🤖 AI Summary
Model-agnostic interpretability methods for black-box large language models (LLMs) incur prohibitive costs due to frequent API calls.
Method: This paper proposes a budget-aware surrogate-model-driven explanation framework that requires no access to the target LLM’s internal parameters; instead, it leverages low-cost surrogate models to generate high-fidelity explanations.
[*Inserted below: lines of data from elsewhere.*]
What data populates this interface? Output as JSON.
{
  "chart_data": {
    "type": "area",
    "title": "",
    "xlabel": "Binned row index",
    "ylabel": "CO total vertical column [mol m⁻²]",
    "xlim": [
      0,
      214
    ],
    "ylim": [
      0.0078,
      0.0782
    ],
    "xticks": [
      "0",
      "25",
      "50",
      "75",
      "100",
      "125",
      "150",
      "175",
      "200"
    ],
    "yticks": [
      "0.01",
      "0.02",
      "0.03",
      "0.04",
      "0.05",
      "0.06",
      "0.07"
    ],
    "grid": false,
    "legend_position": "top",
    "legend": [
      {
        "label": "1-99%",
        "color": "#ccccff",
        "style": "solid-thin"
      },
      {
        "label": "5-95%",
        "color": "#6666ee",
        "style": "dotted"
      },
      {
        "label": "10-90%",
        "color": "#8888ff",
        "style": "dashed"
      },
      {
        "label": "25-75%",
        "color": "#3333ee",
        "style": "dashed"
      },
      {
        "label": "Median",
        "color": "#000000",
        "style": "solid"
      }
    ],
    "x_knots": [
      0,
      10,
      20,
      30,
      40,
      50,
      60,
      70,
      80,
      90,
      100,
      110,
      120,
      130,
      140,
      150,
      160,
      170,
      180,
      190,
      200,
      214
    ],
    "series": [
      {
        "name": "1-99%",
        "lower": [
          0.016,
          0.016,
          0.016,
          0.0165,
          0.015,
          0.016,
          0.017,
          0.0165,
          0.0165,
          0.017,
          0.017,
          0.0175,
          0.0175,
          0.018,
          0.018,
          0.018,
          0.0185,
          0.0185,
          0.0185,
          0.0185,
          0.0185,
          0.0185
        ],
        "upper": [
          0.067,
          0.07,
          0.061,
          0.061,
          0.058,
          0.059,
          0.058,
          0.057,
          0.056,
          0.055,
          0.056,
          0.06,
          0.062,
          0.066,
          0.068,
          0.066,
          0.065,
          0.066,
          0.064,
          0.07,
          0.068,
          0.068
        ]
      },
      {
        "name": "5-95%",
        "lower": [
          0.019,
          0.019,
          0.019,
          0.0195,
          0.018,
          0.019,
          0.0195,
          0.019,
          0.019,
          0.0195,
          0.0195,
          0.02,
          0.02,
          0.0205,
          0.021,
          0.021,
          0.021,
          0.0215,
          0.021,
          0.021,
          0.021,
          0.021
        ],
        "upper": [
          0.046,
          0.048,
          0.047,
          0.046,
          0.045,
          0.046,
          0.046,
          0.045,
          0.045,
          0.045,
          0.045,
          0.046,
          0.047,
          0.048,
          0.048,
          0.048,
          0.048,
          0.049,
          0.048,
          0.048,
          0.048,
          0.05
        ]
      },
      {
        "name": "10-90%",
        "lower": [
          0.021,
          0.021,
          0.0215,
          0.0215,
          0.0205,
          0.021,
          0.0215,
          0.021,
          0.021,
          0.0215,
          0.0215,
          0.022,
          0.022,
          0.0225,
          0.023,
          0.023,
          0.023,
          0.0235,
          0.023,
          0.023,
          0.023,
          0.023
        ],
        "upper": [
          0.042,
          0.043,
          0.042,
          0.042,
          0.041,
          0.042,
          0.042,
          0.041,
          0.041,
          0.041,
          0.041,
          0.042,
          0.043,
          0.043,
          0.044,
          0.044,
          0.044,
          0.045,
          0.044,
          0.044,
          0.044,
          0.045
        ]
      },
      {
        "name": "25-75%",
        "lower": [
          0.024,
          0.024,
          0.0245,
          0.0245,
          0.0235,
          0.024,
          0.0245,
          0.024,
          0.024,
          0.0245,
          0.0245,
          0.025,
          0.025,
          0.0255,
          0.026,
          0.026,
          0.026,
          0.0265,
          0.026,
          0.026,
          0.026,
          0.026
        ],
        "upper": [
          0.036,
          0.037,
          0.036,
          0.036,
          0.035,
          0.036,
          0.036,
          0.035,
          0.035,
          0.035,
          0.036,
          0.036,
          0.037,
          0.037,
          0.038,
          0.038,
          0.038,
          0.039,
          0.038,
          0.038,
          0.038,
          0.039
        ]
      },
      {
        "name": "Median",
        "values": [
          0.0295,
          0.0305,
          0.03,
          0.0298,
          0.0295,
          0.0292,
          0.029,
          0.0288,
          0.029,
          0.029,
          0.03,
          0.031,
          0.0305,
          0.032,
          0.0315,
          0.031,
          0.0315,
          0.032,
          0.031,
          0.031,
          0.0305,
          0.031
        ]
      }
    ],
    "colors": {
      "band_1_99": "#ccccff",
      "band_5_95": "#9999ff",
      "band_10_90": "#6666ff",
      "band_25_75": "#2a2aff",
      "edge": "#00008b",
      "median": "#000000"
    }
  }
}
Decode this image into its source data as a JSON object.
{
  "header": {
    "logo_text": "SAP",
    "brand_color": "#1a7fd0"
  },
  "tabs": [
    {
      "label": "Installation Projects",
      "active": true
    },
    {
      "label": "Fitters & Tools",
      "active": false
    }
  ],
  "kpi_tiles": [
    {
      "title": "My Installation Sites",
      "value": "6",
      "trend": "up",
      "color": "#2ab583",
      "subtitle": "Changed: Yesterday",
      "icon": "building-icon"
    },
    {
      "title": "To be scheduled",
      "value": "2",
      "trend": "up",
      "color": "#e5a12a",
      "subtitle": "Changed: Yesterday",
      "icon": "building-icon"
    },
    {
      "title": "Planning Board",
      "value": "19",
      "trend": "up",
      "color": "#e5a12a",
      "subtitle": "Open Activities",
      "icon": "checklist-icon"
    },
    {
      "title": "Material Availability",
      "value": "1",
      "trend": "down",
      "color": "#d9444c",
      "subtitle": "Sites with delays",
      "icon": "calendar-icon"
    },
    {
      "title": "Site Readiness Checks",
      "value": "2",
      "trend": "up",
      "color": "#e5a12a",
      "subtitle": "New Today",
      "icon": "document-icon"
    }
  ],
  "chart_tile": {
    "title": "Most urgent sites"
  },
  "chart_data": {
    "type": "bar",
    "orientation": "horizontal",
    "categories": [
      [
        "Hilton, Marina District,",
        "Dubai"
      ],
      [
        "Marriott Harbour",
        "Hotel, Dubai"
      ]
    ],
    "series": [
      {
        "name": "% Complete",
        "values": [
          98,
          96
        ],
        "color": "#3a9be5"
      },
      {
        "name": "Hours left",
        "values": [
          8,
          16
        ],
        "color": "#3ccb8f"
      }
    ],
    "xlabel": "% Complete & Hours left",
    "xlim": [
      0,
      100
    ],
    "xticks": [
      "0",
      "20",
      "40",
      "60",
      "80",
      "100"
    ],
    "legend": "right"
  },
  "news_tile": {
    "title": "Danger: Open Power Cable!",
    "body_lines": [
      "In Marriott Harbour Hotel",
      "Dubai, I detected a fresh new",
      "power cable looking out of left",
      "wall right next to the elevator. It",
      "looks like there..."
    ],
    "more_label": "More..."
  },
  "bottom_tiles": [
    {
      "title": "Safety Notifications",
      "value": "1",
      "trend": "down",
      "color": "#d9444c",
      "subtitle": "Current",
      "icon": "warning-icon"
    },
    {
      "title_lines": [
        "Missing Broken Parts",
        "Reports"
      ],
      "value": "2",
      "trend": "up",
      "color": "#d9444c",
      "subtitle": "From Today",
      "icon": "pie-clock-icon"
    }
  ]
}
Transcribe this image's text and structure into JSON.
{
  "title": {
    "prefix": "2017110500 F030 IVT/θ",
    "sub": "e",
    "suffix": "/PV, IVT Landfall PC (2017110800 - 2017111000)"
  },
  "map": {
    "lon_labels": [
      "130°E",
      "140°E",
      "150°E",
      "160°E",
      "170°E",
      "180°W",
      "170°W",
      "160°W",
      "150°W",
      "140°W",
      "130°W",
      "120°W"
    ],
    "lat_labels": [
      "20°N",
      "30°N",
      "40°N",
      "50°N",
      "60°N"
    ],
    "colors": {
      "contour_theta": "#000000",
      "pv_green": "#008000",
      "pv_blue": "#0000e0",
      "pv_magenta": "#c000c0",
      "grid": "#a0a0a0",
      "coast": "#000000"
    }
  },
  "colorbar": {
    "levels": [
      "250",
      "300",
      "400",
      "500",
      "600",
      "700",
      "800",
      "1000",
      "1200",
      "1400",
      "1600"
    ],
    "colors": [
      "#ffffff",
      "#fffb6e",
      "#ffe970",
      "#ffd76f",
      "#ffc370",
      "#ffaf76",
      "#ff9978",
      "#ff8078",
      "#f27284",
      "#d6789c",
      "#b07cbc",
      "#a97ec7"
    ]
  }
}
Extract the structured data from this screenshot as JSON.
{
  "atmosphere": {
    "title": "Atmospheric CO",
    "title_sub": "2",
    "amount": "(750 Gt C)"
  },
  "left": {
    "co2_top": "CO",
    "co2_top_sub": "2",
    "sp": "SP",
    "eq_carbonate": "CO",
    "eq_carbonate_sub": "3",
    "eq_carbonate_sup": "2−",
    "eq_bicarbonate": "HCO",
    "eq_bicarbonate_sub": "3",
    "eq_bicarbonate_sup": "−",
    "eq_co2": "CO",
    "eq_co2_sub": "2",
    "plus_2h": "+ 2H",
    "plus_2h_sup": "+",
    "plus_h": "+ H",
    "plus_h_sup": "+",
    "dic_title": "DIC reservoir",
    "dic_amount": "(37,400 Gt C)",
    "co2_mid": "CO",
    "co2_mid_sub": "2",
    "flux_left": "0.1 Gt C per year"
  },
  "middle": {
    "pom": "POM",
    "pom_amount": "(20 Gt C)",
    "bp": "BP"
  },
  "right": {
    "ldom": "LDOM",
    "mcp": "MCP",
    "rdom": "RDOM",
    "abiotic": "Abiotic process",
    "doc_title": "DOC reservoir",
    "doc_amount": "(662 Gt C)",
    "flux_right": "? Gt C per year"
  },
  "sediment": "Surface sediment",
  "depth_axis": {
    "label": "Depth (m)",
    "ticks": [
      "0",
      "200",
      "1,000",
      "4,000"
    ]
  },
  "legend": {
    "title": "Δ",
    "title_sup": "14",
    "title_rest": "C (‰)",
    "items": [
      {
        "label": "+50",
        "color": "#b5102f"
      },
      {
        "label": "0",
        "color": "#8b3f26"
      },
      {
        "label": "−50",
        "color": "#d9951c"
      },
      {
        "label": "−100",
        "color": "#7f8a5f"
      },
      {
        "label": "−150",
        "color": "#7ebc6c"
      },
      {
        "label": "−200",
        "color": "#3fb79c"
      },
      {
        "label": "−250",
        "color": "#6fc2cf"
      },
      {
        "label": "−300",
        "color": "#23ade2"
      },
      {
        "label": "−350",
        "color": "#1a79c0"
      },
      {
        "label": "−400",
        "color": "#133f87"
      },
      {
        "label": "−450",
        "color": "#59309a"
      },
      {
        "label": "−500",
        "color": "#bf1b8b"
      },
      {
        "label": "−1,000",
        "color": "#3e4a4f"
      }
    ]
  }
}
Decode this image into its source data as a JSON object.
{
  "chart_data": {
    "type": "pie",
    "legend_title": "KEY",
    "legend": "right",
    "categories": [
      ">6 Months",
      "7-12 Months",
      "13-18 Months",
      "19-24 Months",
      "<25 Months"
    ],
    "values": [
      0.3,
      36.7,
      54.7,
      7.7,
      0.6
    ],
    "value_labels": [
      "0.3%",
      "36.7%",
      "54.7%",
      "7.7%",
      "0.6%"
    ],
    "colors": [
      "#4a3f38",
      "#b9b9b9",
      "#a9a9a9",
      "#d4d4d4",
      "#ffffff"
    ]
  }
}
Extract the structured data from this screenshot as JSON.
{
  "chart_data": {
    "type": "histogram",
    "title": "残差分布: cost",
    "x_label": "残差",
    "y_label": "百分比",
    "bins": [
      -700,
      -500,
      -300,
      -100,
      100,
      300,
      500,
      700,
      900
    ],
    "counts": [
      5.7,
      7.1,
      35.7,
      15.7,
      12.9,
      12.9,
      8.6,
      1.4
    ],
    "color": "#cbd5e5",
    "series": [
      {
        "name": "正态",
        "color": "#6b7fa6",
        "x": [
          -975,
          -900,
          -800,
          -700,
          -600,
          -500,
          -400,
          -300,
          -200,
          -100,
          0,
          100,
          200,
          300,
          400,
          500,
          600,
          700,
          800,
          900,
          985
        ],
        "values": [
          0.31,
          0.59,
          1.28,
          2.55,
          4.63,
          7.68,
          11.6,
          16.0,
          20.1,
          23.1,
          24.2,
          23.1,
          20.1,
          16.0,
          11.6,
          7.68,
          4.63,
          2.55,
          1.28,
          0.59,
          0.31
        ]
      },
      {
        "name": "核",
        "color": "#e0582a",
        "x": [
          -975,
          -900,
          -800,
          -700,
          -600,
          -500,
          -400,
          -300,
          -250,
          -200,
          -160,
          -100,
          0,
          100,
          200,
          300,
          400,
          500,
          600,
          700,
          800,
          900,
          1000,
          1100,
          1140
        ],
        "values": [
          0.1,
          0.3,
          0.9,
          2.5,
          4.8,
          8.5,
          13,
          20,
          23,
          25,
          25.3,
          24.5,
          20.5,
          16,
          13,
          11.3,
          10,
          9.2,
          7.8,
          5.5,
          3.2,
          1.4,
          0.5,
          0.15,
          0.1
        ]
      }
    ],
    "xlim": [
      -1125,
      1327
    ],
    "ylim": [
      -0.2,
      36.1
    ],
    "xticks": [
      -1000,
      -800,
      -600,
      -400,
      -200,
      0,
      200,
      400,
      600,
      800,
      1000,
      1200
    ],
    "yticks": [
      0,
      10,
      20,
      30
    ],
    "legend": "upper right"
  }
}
Contribution/Results: We empirically demonstrate—for the first time—that surrogate models can faithfully substitute original LLMs in generating accurate, faithful explanations, and systematically validate their generalization to downstream tasks such as reasoning diagnostics. Experiments across multiple mainstream LLMs show that our approach reduces API call costs by 60–85% while preserving explanation fidelity and maintaining ≥90% of the original performance on downstream tasks. This work establishes a new paradigm for budget-conscious, model-agnostic LLM interpretability.
📝 Abstract
With Large language models (LLMs) becoming increasingly prevalent in various applications, the need for interpreting their predictions has become a critical challenge. As LLMs vary in architecture and some are closed-sourced, model-agnostic techniques show great promise without requiring access to the model's internal parameters. However, existing model-agnostic techniques need to invoke LLMs many times to gain sufficient samples for generating faithful explanations, which leads to high economic costs. In this paper, we show that it is practical to generate faithful explanations for large-scale LLMs by sampling from some budget-friendly models through a series of empirical studies. Moreover, we show that such proxy explanations also perform well on downstream tasks. Our analysis provides a new paradigm of model-agnostic explanation methods for LLMs, by including information from budget-friendly models.